Chromgegerbtes Leder – Kontaktallergien und Umweltverseuchung

Nicht Leder an sich ist giftig, sondern wird es durch den Einsatz von Chromsalzen, die Chromgerbung. Doppelt giftig wird diese durch unzeitgemäßen Umgang mit Chrom, wie das weltweit in Billiglohnländern – insbesondere in Bangladesch – üblich ist. Das dabei entstehende Chrom VI gehört zu den stärksten Kontaktallergenen überhaupt. Mit anderen Worten: Wer meint, zehn Paar Schuhe haben zu müssen, und sie infolgedessen besonders billig erwirbt – z.B. bei einem Sonderangebot im Discounter-Container –, der holt sich quasi vollautomatisch Gift ins Haus und auf die eigene Haut. Und wer das auch für seine Kinder tut …

Lederverarbeitung: 40 Kilo Haut, 20 Kilo Gift

Zweck der Gerbung ist die Umwandlung von leicht verderblicher Haut zu lange haltbarem Leder. Dabei durchdringen die Moleküle des Gerbstoffs die Zellstruktur der Haut. Um sich eine Vorstellung machen zu können: Um die 40 Kilo schwere Haut eines Bullen europäisch lederfein zu bekommen, werden bis zu 20 Kilo Chemie hineingepumpt.
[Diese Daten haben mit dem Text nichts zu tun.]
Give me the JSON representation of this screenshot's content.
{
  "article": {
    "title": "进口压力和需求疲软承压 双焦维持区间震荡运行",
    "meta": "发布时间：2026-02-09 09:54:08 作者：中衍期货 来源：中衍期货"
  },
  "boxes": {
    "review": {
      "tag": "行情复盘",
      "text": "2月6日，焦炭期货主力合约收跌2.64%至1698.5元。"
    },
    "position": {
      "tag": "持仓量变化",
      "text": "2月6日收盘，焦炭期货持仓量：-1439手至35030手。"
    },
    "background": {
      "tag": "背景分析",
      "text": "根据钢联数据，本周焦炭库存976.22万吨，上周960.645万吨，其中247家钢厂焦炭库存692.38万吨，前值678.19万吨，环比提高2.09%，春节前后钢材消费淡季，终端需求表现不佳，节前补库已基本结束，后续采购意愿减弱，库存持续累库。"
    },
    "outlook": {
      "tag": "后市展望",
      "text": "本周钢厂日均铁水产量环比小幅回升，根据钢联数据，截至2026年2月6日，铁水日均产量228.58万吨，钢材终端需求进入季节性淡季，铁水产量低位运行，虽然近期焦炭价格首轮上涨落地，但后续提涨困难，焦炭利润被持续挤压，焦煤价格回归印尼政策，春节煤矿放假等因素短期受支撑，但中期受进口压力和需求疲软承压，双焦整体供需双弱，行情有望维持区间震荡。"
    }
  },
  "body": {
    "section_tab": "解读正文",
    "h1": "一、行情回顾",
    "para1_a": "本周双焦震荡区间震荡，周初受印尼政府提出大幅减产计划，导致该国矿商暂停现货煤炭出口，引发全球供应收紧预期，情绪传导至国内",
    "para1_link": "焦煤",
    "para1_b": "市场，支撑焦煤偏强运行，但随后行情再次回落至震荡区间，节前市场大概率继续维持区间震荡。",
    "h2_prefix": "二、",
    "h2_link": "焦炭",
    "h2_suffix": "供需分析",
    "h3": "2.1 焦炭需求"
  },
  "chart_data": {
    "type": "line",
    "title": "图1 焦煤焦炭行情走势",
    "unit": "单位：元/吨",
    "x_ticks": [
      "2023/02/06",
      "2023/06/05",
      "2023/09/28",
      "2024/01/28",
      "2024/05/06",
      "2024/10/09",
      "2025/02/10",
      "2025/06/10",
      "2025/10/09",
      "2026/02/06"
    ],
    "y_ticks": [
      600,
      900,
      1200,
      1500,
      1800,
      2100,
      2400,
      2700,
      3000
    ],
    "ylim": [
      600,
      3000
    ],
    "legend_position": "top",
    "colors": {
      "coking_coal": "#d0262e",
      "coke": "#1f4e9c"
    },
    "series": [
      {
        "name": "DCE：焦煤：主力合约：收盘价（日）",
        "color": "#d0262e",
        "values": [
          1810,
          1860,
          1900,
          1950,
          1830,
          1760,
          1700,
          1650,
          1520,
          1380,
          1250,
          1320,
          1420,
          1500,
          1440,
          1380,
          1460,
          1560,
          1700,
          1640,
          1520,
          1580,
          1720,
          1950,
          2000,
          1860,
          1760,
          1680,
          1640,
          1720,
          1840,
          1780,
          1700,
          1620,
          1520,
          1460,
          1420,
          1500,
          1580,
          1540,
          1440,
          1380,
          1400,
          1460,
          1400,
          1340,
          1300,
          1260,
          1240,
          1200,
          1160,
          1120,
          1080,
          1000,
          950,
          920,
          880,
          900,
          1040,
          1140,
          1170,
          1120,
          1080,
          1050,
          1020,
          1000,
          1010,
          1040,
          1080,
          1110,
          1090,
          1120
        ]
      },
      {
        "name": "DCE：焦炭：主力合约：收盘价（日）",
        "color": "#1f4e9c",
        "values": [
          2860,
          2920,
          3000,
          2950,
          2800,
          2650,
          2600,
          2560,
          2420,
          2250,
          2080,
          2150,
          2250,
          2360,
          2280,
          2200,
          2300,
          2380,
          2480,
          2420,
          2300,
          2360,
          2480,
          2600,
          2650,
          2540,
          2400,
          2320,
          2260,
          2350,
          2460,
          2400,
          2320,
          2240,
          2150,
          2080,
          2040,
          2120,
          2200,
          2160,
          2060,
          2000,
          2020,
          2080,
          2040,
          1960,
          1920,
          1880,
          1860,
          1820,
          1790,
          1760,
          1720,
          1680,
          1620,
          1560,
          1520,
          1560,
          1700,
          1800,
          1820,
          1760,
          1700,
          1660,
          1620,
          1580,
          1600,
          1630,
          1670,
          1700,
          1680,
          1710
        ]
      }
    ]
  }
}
Was Wunder also, dass zwei Lederzentren – Hazaribagh in Bangladesch und Ranippettai in Indien – zu den am stärksten giftverseuchten Regionen der Erde gehören. Über China weiß man zu wenig.

Grünes Leder-Label: nicht in Sicht

Erkennen lässt sich solches Turbochemie-Leder leider nicht, es sei denn, es ist so amateurhaft behandelt, dass man seine Unart schon riechen kann. Weil aber 99 Prozent der Lederindustrie in das schmutzige Geschäft verstrickt sind, gibt es bis heute kein echtes Label, an dem man das eine Prozent Weizen in den 99 Prozent Spreu erkennen könnte. Meist wissen nicht einmal die Zwischenhändler und Händler Genaueres darüber, wie ruchlos die Ware hergestellt wurde, die sie einkaufen und verkaufen. Ausnahmen wie die mit hohen Umweltstandards arbeitende deutsche Lederfabrik Heinen (Marke terracare) bestätigen nur die Regel.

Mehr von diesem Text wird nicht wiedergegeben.